Neşesi yerine gelir beyimizin, çay tepsisinin başında evin hanımı yıllardır aynı tat ve lezzette demlemeyi ve ev ahalisinin çayı nasıl içeceğini ezberlemiş haliyle hem çay içer hem ikram eder. Hanım açık içer çoğunlukla çayı, koyu içip kararmasın yüreği diye midir acaba?
Kimin aklına gelmez şu çay, mükellef bir sofranın akabinde; dumanı üzerinde fırın kebabı, yanında etin yareni kuru soğan, bol acılı bir şiş kebap, köpüklü ayran yanında, lavaşa dürülmüş çiğ köfte, mangalda kızarmış tavuk, hamsi tavada, dolmalar, sarmalar sırada… Hepsi gelip bağlanacak o bir bardak demli çaya.
“Çay söylemek” diye bir tabir başka hangi millette var acaba? “Akşam çaya sendeyiz!” denince “buyurun gelin” cevabını alan bu toprağın evlatları, “Nasipse hayırlı olsun” onayından sonra da, bir cenaze evinde tutulan yası da çaya bağlar. Çay içmeyi sadece “içmek” eyleminden öteye taşıyan dostların varlığından bahsedebiliyorsak çay demlemeli bu yüceliğe.
İki âşık; bir çay bahçesinde, tahta sandalyelerde, şile bezinden örtüsüyle küçük bir masa, ortada krizantem çiçeği, genç adam eliyle işaret eder garsona; iki çay diye, sahi var mıdır, tek elimizle, iki parmağımızı gösterip arkasından parmağımız yere dönük vaziyette döndürünce “iki bardak çay istiyoruz” anlamı çıkan başka bir yer?
Çay gelir, genç kızımız mahcup, şeker atmalı mı, yarıda mı bırakmalı… İyi ki geldi çay, değilse nasıl açılır söz, biraz oynar çay kaşığıyla, çevirir bardağı tabakta, genç adam çayı karıştırır, kaşığı tabağın yanına koyar, kendinden emin hatta gururlu ve mutlu. Şimdi kaldı mı geriye o çay bahçesi, o masa, o sandalye ve o çayın tadı?
Nedir çaya böyle düşkünlüğümüz, talebe evlerinde oldukça açık o çayın tadı neden bu kadar kaldı damağımızda?
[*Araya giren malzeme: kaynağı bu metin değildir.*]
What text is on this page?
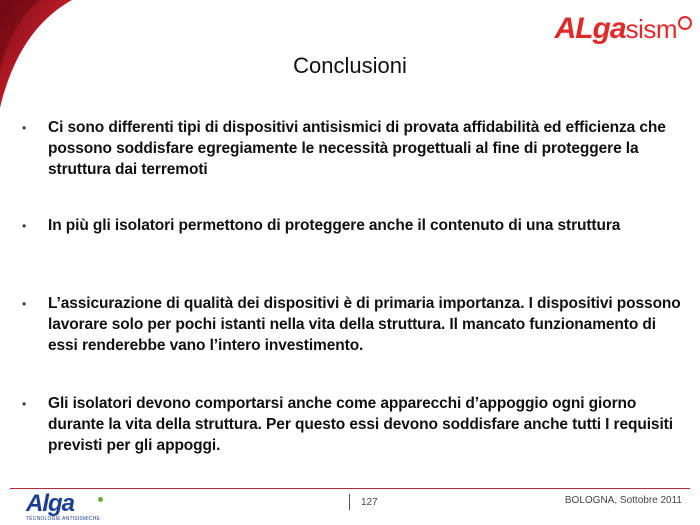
ALga sism
Conclusioni
•	Ci sono differenti tipi di dispositivi antisismici di provata affidabilità ed efficienza che possono soddisfare egregiamente le necessità progettuali al fine di proteggere la struttura dai terremoti
•	In più gli isolatori permettono di proteggere anche il contenuto di una struttura
•	L’assicurazione di qualità dei dispositivi è di primaria importanza. I dispositivi possono lavorare solo per pochi istanti nella vita della struttura. Il mancato funzionamento di essi renderebbe vano l’intero investimento.
•	Gli isolatori devono comportarsi anche come apparecchi d’appoggio ogni giorno durante la vita della struttura. Per questo essi devono soddisfare anche tutti I requisiti previsti per gli appoggi.
Alga
TECNOLOGIE ANTISISMICHE
127	BOLOGNA, Sottobre 2011
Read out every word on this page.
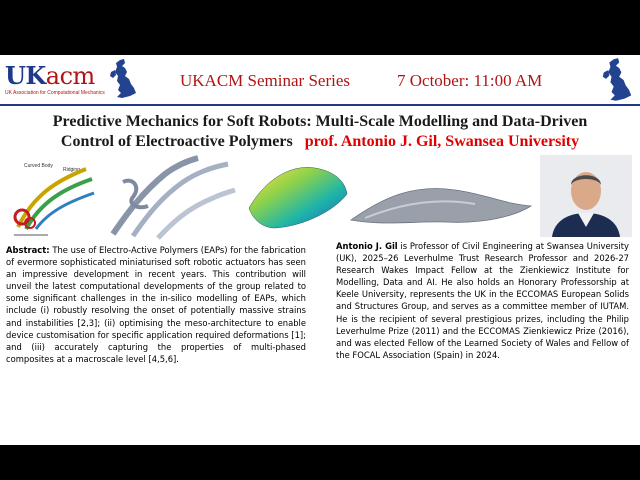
UKacm
UK Association for Computational Mechanics
UKACM Seminar Series	7 October: 11:00 AM
Predictive Mechanics for Soft Robots: Multi-Scale Modelling and Data-Driven
Control of Electroactive Polymers prof. Antonio J. Gil, Swansea University
Curved Body
Ridging

Abstract: The use of Electro-Active Polymers (EAPs) for the fabrication of evermore sophisticated miniaturised soft robotic actuators has seen an impressive development in recent years. This contribution will unveil the latest computational developments of the group related to some significant challenges in the in-silico modelling of EAPs, which include (i) robustly resolving the onset of potentially massive strains and instabilities [2,3]; (ii) optimising the meso-architecture to enable device customisation for specific application required deformations [1]; and (iii) accurately capturing the properties of multi-phased composites at a macroscale level [4,5,6].

Antonio J. Gil is Professor of Civil Engineering at Swansea University (UK), 2025–26 Leverhulme Trust Research Professor and 2026-27 Research Wakes Impact Fellow at the Zienkiewicz Institute for Modelling, Data and AI. He also holds an Honorary Professorship at Keele University, represents the UK in the ECCOMAS European Solids and Structures Group, and serves as a committee member of IUTAM. He is the recipient of several prestigious prizes, including the Philip Leverhulme Prize (2011) and the ECCOMAS Zienkiewicz Prize (2016), and was elected Fellow of the Learned Society of Wales and Fellow of the FOCAL Association (Spain) in 2024.
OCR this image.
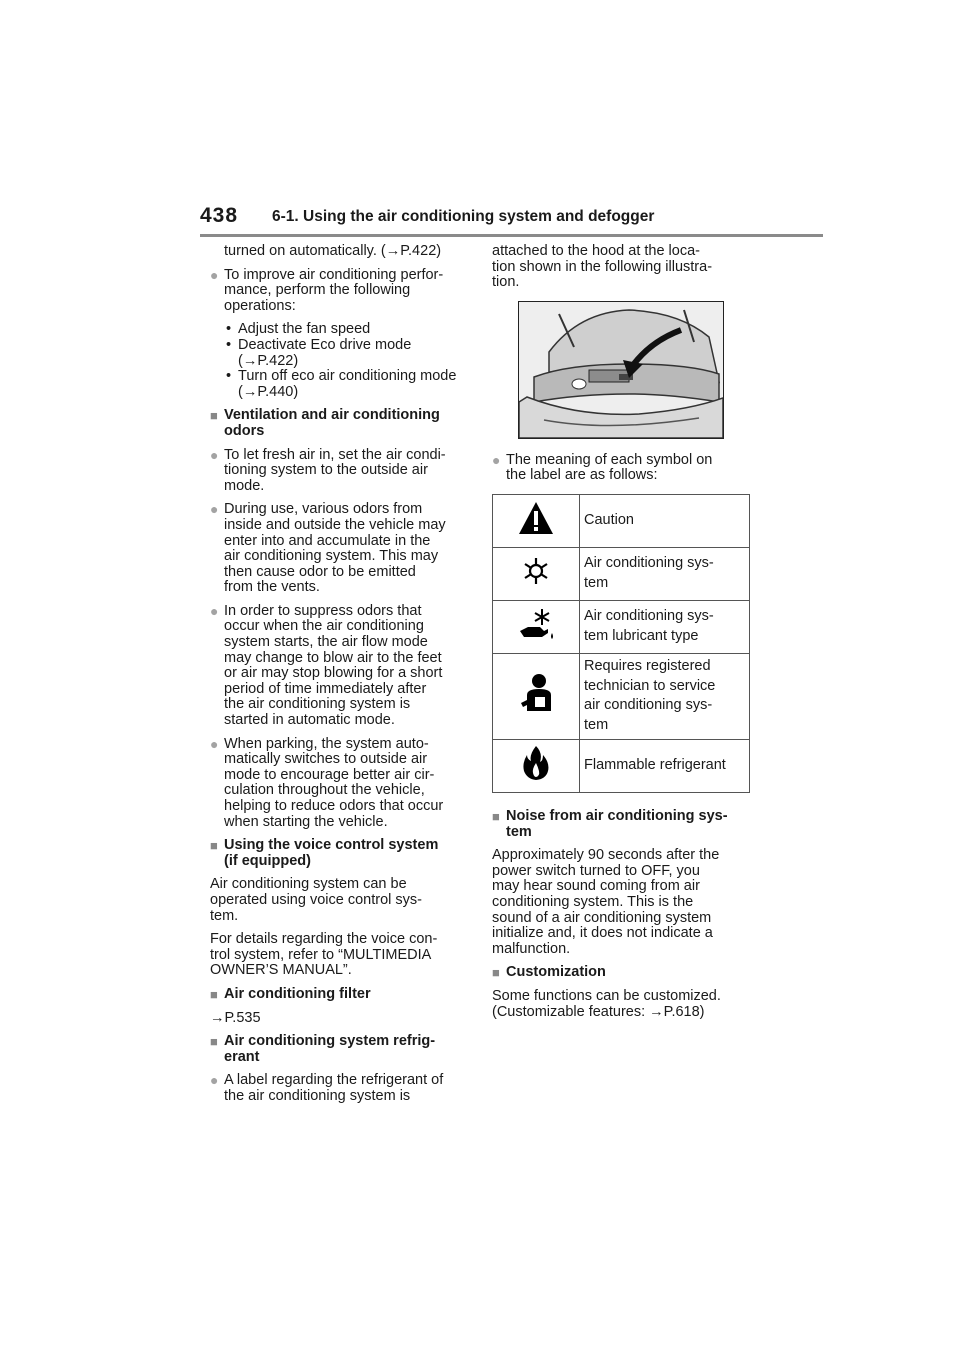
438 6-1. Using the air conditioning system and defogger

turned on automatically. (→P.422)

● To improve air conditioning perfor-
mance, perform the following
operations:

• Adjust the fan speed

• Deactivate Eco drive mode
(→P.422)

• Turn off eco air conditioning mode
(→P.440)

■ Ventilation and air conditioning
odors

● To let fresh air in, set the air condi-
tioning system to the outside air
mode.

● During use, various odors from
inside and outside the vehicle may
enter into and accumulate in the
air conditioning system. This may
then cause odor to be emitted
from the vents.

● In order to suppress odors that
occur when the air conditioning
system starts, the air flow mode
may change to blow air to the feet
or air may stop blowing for a short
period of time immediately after
the air conditioning system is
started in automatic mode.

● When parking, the system auto-
matically switches to outside air
mode to encourage better air cir-
culation throughout the vehicle,
helping to reduce odors that occur
when starting the vehicle.

■ Using the voice control system
(if equipped)

Air conditioning system can be
operated using voice control sys-
tem.

For details regarding the voice con-
trol system, refer to “MULTIMEDIA
OWNER’S MANUAL”.

■ Air conditioning filter

→P.535

■ Air conditioning system refrig-
erant

● A label regarding the refrigerant of
the air conditioning system is

attached to the hood at the loca-
tion shown in the following illustra-
tion.

● The meaning of each symbol on
the label are as follows:

Caution

Air conditioning sys-
tem

Air conditioning sys-
tem lubricant type

Requires registered
technician to service
air conditioning sys-
tem

Flammable refrigerant

■ Noise from air conditioning sys-
tem

Approximately 90 seconds after the
power switch turned to OFF, you
may hear sound coming from air
conditioning system. This is the
sound of a air conditioning system
initialize and, it does not indicate a
malfunction.

■ Customization

Some functions can be customized.
(Customizable features: →P.618)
Soğuk bir kış günü aklımıza gelen çay, neden sıcağında da temmuzun çıkmaz zihnimizden. Zemheri ayazında nöbet tutan Mehmetçiğin de aklına düşen anasının demlediği bir bardak çaydır, evine ekmek götüren dolmuş şoförünün aklına düşen de.
“Şimdi bir bardak çay olsun, başka bir şey istemem” diyen gurbet yolcuları, çaya mı hasret duymuştur, memlekete mi, yoksa o çayı o memlekette içmeyi mi özlemiştir? Çaydanlıkta kaynayan su, dostluğu ısıtır, çayla birlikte demlenir vefa, şeker tatlandırır çayla birlikte tüm buruk acıları, karışır gideriz biz de çayla birlikte hayatın içinde. Kâh kaşık gibi hayatın tam ortasındayız, kâh tabağı olur kavgamızı elimizde tutarız. Birbirimizi anlarız çayla; nasıl hep aklımızda kalıyorsa “o çayı açık içer” bilgisi, hatırlanıyor olabildiğimizin neşesidir elimizde kalan.
Paşamın da içmeyi unutmuş olsa da masasında bekleyen o bir bardak çay çok daha fazlasını anlatıyor biliyorum. Şimdi Paşam, “Hocam, neşeli bir yazı yazsanız” diye ricada bulunan muhabbet ehlinden bir bardak çayı hak etmiş midir?